Don't get discouraged, you are most likely correct that it is just more gunk coming through the system. That said, I'd get the whole system drained and cleaned as much as possible. Injectors, as the man says, are NOT rocket science, but those holes in them are really tiny, and so even a little blockage can create havoc of the type you describe.
I flew a brand new Cessna 185 once, and that airplane would foul an injector every 20 hours or so. We'd pull the fuel screens and they'd be full of a white fibrous material, like tiny threads, and some of those would get through the screen and foul an injector. I got pretty good at landing out, pulling the cowling and figuring out which cylinder's injector was fouled, pulling that injector and cleaning it, all whilst bobbing around in some lake or other. This went on for some 200 hours or so. We checked the fuel tanks (wet wings) and couldn't find anything....grrrrr. Brand new airplane.

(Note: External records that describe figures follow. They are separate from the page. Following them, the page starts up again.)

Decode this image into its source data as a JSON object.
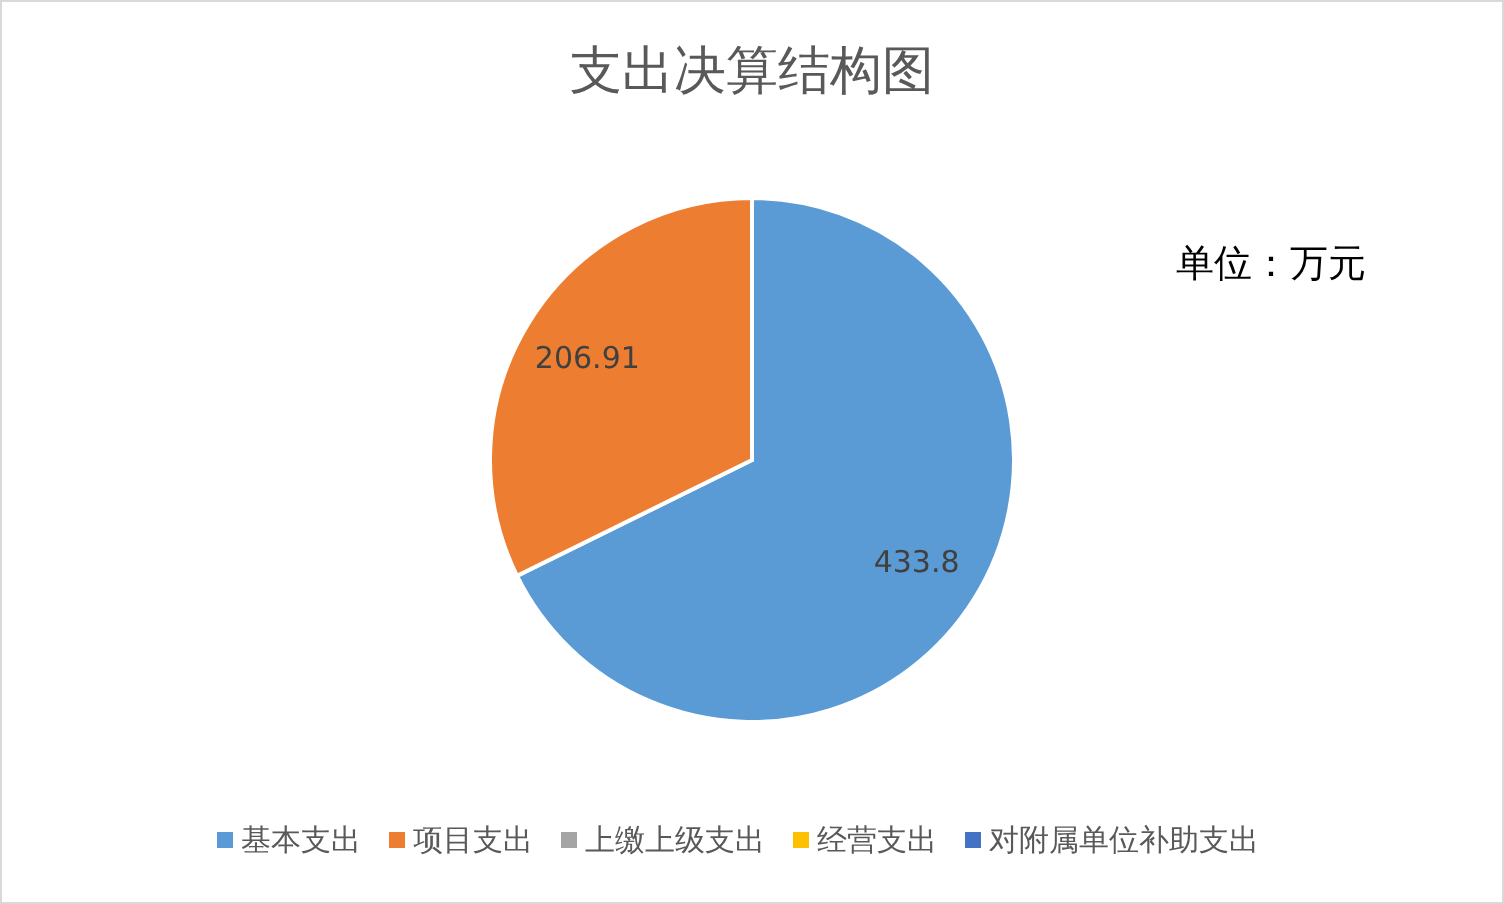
{
  "chart_data": {
    "type": "pie",
    "title": "支出决算结构图",
    "categories": [
      "基本支出",
      "项目支出",
      "上缴上级支出",
      "经营支出",
      "对附属单位补助支出"
    ],
    "values": [
      433.8,
      206.91,
      0,
      0,
      0
    ],
    "colors": [
      "#5b9bd5",
      "#ed7d31",
      "#a5a5a5",
      "#ffc000",
      "#4472c4"
    ],
    "value_labels": [
      "433.8",
      "206.91",
      null,
      null,
      null
    ],
    "annotations": [
      "单位：万元"
    ],
    "legend": "bottom"
  }
}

Much later, I talked to a guy who built those airplanes for Cessna, and told him the story. He told me the white fibrous material was likely from one of the rags that they use to smooth out and apply the tank sealant. His guess was that one or more of those rags was left in a tank, covered by the black goo they call the sealant, so it was virtually invisible inside the wing, and the thing was gradually breaking down and going through the fuel system.
After a couple hundred hours, it all stopped, so it was apparently all gone.